While richer countries have essentially accumulated vaccines, the poorest are desperately fighting for doses.
Safety concerns about AstraZeneca and Johnson & Johnson vaccines, based on a small number of people who have developed blood clotting problems, have also exacerbated the vaccine’s reluctance around the world – a trend that threatens to prolong the pandemic and to reverse the innate vaccination impulses.
Most countries are not even close to gaining herd immunity, to the point where enough people are immune to coronavirus to no longer spread to a population.
In India, where the death toll exceeded 175,000, more than 114 million people had received a first dose of the Covid vaccine since Friday. But that represents only 7.4% of the population.

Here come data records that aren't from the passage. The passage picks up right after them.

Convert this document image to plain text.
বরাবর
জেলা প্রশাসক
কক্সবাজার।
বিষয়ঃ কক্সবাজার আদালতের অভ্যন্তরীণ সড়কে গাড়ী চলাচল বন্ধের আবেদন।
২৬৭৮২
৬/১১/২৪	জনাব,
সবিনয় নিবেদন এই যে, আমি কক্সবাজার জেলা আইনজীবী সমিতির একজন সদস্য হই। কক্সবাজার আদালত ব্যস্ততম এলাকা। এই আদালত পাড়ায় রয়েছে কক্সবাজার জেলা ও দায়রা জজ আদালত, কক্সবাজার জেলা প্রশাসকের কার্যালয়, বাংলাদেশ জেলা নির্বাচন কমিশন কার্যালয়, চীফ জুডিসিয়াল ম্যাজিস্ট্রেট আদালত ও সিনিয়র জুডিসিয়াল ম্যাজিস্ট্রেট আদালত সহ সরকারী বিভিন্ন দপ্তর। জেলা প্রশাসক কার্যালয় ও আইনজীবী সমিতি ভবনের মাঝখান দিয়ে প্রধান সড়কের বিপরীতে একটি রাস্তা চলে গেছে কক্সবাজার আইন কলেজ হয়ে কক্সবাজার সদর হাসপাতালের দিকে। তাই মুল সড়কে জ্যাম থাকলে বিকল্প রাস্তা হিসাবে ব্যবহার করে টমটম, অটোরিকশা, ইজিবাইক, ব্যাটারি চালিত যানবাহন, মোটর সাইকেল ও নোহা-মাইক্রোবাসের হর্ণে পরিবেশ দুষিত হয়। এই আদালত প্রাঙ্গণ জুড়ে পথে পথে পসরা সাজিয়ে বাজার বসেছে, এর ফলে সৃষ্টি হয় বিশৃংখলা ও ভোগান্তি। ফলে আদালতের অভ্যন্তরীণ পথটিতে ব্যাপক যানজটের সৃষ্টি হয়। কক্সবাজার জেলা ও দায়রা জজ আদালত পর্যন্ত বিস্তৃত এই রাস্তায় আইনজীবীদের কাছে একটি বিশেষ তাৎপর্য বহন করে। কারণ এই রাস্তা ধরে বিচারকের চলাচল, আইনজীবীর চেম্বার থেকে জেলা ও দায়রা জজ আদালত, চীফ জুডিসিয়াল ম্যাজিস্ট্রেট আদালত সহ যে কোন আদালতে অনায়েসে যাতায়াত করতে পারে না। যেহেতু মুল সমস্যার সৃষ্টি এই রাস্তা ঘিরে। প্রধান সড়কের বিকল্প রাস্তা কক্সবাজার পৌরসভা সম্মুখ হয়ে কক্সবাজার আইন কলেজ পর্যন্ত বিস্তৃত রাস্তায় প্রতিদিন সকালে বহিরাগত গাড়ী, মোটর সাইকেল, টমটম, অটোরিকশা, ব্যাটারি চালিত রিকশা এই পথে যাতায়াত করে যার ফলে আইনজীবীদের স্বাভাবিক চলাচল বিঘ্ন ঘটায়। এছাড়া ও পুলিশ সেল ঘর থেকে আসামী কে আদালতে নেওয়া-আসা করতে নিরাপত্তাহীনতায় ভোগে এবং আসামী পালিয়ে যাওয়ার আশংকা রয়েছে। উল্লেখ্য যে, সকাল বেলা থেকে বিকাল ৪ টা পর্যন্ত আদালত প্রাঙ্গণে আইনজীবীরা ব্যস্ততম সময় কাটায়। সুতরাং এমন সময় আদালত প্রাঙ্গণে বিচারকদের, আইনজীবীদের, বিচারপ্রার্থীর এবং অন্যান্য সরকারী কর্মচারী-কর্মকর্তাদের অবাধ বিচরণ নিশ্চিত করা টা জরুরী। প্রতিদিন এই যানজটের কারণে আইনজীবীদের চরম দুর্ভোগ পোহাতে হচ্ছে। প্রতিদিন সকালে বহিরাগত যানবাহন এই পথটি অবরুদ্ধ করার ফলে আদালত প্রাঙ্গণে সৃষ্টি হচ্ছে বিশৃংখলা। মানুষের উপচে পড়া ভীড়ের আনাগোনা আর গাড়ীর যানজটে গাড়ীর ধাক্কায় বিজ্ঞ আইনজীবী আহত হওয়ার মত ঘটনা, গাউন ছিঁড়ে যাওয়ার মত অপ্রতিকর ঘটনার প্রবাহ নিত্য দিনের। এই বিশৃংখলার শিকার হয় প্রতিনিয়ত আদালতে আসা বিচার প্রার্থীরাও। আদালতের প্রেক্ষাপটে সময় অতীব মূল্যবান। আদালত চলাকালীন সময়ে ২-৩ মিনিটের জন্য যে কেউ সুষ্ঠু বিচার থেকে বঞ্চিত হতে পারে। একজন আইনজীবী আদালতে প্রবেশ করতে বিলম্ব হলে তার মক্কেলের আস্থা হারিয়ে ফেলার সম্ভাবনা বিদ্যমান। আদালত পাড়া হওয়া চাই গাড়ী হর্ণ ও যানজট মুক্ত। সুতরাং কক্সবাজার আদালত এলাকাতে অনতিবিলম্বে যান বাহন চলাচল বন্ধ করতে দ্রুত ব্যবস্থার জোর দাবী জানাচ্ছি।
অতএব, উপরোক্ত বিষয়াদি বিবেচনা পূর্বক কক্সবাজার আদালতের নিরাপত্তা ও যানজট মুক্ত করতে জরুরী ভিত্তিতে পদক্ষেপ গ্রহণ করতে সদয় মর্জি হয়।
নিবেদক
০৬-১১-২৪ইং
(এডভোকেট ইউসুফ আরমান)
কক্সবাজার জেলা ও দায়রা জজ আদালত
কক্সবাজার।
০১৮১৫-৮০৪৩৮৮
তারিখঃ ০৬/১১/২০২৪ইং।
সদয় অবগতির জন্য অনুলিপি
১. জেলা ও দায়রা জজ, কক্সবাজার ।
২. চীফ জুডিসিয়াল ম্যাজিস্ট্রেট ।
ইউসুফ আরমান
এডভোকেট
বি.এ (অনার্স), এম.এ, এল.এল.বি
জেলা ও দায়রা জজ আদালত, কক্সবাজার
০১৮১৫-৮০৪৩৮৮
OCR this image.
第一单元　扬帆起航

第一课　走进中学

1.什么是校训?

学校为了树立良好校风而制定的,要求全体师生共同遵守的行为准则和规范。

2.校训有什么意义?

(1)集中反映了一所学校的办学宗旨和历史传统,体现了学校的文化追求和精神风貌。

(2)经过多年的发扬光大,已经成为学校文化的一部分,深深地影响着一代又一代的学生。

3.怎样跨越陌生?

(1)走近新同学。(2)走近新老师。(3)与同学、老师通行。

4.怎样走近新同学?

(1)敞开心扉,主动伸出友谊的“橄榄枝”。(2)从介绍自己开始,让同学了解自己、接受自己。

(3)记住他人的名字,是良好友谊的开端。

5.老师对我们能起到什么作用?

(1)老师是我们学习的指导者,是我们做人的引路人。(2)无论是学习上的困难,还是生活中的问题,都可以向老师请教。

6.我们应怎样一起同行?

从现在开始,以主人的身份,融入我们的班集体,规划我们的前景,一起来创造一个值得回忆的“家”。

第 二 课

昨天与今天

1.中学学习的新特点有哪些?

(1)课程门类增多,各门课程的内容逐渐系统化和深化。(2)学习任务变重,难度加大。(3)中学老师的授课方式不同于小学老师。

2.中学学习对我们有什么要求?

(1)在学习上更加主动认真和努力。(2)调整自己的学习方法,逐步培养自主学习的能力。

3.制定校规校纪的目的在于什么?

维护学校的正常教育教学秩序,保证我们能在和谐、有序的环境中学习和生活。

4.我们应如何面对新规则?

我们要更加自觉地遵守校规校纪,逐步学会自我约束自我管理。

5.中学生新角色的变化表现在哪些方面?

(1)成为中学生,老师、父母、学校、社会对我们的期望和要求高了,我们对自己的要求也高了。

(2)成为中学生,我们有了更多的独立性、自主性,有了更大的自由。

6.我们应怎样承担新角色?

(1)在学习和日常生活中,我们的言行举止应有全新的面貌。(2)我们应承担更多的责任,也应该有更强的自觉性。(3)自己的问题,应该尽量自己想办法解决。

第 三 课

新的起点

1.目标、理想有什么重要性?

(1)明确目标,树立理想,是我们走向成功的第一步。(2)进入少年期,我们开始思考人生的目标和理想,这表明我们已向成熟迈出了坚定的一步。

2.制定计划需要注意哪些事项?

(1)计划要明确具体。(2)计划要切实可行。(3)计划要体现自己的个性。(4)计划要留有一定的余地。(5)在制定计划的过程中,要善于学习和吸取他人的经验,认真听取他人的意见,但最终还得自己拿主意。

The pandemic has undermined decades of economic progress in India. Now, the country of 1.3 billion people averages about 1,000 deaths a day, like a huge outbreak in the western state of Maharashtra, which hosts Mumbai.
India reported 1,341 deaths on Saturday alone, along with nearly a quarter of a million new cases.
Swapnil Gaikwad, 28, whose uncle died in Maharashtra’s Osmanabad district on Friday, said it took seven hours to perform traditional burial rituals because the local crematorium was so busy.
“There was absolutely no space and more ambulances were arriving,” he said.
At one point, Mr. Gaikwad said, he became so angry that he cried to the staff.
A worker there began to cry. Mr Gaikwad said some workers told him they were so busy at the crematorium that they had not seen their own families for days.
Oscar Lopez and Monica Pronczuk contributed to the reporting.